Kehadiran Seorang Anak sebagai Harta Tak Ternilai
Oleh: Yuyun Suminah
(Jamaah Majelis Ta’lim Khairunnisa Karawang)
LenSa MediaNews__”Sudah punya anak? Berapa?” Pertanyaan yang kerap kali dilontarkan kepada pasangan suami istri yang sudah menikah. Pasangan mana yang tidak menginginkan kehadiran buah hati, apalagi sudah bertahun-tahun mengharapkannya.
Sering kita mendengar bahwa anak adalah titipan Allah, rizki dan harta yang tak ternilai. Namun sayang seribu sayang itu semua tak bisa dirasakan oleh semua pasangan suami istri.
Di luaran sana ada sebagian orangtua yang menganggap anak adalah beban, butuh biaya tuk merawat dan membesarkannya. Tak ada yang keliru dengan anggapan tersebut dalam kondisi sekarang disistem kapitalisme. Karena sistem tersebut membuat semua orsng berpikir selalu bernilai materi bukan iman.
Semua kebutuhan hidup serba mahal, pekerjaan sulit untuk didapatkan, sehingga wajar status sosial mengalami kejomplangan yang kaya makin kaya yang miskin makin miskin.
Sehingga hal yang lumrah kasus-kasus sadis yang terjadi saat ini seperti fakta ada seorang ibu tega membunuh bayi yang baru dilahirkannya harus meregang nyawa karena menganggap dirinya tak sanggup mencukupi ekonominya, dengan kondisi suami hanya kerja serabutan dengan 2 orang anaknya saja masih kekurangan. (Kumparan.com 24 Januari 2024)
Kasus-kasus tersebut bukan kali itu saja terjadi, di luaran sana masih banyak kasus serupa yang tidak terekpos media. Padahal dalam Islam sendiri kehadiran seorang anak punya keistimewaan tersendiri bagi kedua orangtuanya.
Lantas, bagaimana Islam memandang kehadiran seorang anak, agar kita sebagai orangtua bisa menempatkan peran dan fungsinya sesuai syariat. Di antaranya yaitu:
1. Anak sebagai perhiasaan dunia
Hadirnya anak dalam Islam Allah nilai sebagai perhiasan dan kekayaan bagi orangtuanya, layaknya sebuah perhiasaan harus dijaga, dirawat dan disayang sebagaiman sebuah perhiasaan. dalam hal ini Allah menyampaikan dalam firman yang artinya
“Harta dan anak-anak adalah perhiasan kehidupan dunia tetapi amalan-amalan yang kekal lagi saleh adalah lebih baik pahalanya di sisi Tuhanmu serta lebih baik untuk menjadi harapan”. (QS. Al-Kahfi [18]: 46)

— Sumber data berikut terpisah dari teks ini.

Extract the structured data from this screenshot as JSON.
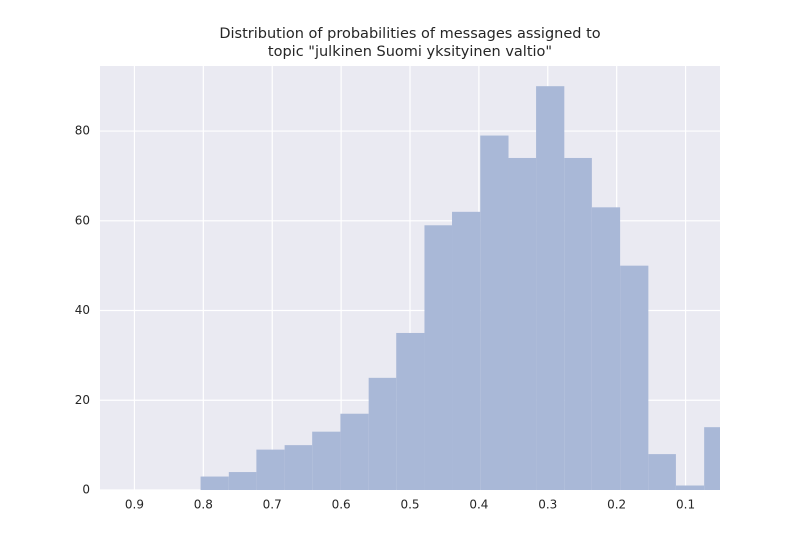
{
  "chart_data": {
    "type": "histogram",
    "title": [
      "Distribution of probabilities of messages assigned to",
      "topic \"julkinen Suomi yksityinen valtio\""
    ],
    "bins": [
      0.033,
      0.073,
      0.114,
      0.154,
      0.195,
      0.236,
      0.276,
      0.317,
      0.357,
      0.398,
      0.439,
      0.479,
      0.52,
      0.56,
      0.601,
      0.642,
      0.682,
      0.723,
      0.763,
      0.804
    ],
    "counts": [
      14,
      1,
      8,
      50,
      63,
      74,
      90,
      74,
      79,
      62,
      59,
      35,
      25,
      17,
      13,
      10,
      9,
      4,
      3
    ],
    "color": "#a9b8d7",
    "xlim": [
      0.95,
      0.05
    ],
    "xticks": [
      0.9,
      0.8,
      0.7,
      0.6,
      0.5,
      0.4,
      0.3,
      0.2,
      0.1
    ],
    "ylim": [
      0,
      94.5
    ],
    "yticks": [
      0,
      20,
      40,
      60,
      80
    ],
    "grid": true
  }
}
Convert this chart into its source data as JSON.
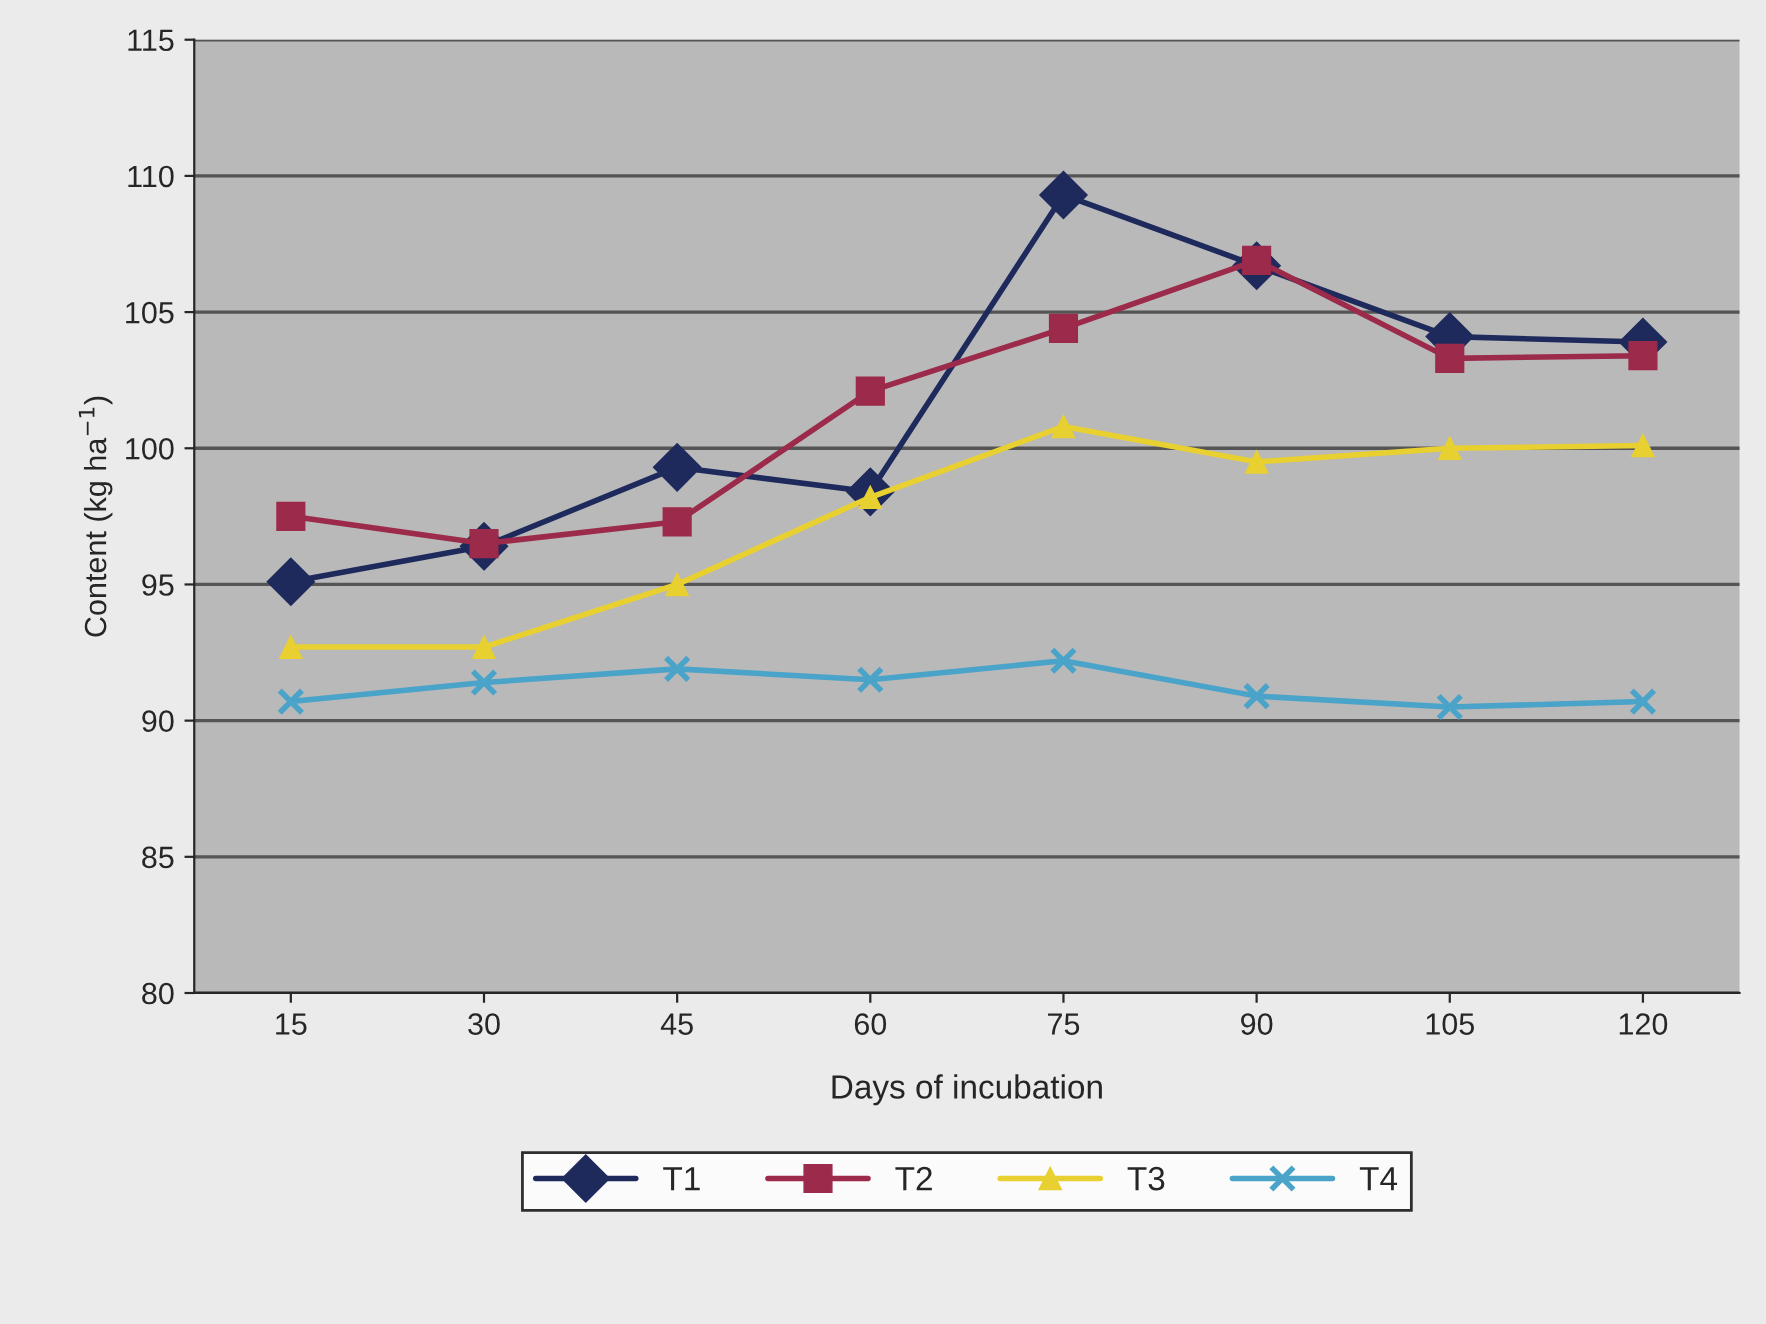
{
  "chart_data": {
    "type": "line",
    "xlabel": "Days of incubation",
    "ylabel": "Content (kg ha$^{−1}$)",
    "categories": [
      "15",
      "30",
      "45",
      "60",
      "75",
      "90",
      "105",
      "120"
    ],
    "series": [
      {
        "name": "T1",
        "color": "#1f2a5c",
        "marker": "diamond",
        "values": [
          95.1,
          96.4,
          99.3,
          98.4,
          109.3,
          106.7,
          104.1,
          103.9
        ]
      },
      {
        "name": "T2",
        "color": "#9c2a4a",
        "marker": "square",
        "values": [
          97.5,
          96.5,
          97.3,
          102.1,
          104.4,
          106.9,
          103.3,
          103.4
        ]
      },
      {
        "name": "T3",
        "color": "#e8d030",
        "marker": "triangle",
        "values": [
          92.7,
          92.7,
          95.0,
          98.2,
          100.8,
          99.5,
          100.0,
          100.1
        ]
      },
      {
        "name": "T4",
        "color": "#4aa3c8",
        "marker": "cross",
        "values": [
          90.7,
          91.4,
          91.9,
          91.5,
          92.2,
          90.9,
          90.5,
          90.7
        ]
      }
    ],
    "ylim": [
      80,
      115
    ],
    "yticks": [
      80,
      85,
      90,
      95,
      100,
      105,
      110,
      115
    ],
    "grid": "y",
    "legend": "bottom",
    "line_style": "solid"
  }
}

Karena anak bisa menjadi wasilah kebaikan, pahala bahkan anak yang soleh dan solehah bisa mengantarkan orangtuanya kekal di surga.
2. Anak sebagai ujian
Anak bisa jadi ujian untuk orangtuanya, bagaimana mereka harus mencukupi kebutuhan hidupnya dengan kondisi kekurangan ekonomi. Apakah tetap bisa menjalankan perannya sebagai orangtua. Memberikan kehidupan yang terbaik sesuai kemampuannya atau justru merasa takut, was-was dan khawatir tidak bisa berperan sesuai syariat.
“Sesungguhnya hartamu dan anak-anakmu hanyalah cobaan (bagimu), dan di sisi Allah-lah pahala yang besar (QS. At-Taghabun [64]: 15).
3. Anak tidak menyebabkan miskin
Mungkin sebagian pasangan suami istri hadirnya anak bisa menyebabkan miskin sehingga kehadirannya tidak diinginkan. Sehingga fakta di atas menjadi pilihan tuk menghindari hidup bertambah miskin padahal Allah menyakinkan dan akan menjamin rizkinya.
“Dan janganlah kamu membunuh anak-anakmu karena takut miskin. Kamilah yang memberi rezeki kepada mereka dan kepadamu. Membunuh mereka itu sungguh suatu dosa yang besar.” (QS Al-Isra: 31)
Ketika kita menyakini posisi anak dalam Islam tidak menyebabkan jatuh miskin, tetapi sebagai bentuk ujian menaikan level keimanan orangtuanya maka hadirnya anak akan tetep seperti perhiasaan dunia bahkan bisa jadi amal jariyah yang akan terus mengalir ketika orangtuanya meninggal karena do’a dari anak-anak yang solehah.
Rasulullah SAW bersabda: “Apabila manusia itu meninggal dunia maka terputuslah segala amalnya kecuali tiga: yaitu sedekah jariyah, ilmu yang bermanfaat dan doa anak sholeh yang berdoa baginya.” (HR Muslim). Wallahu’alam.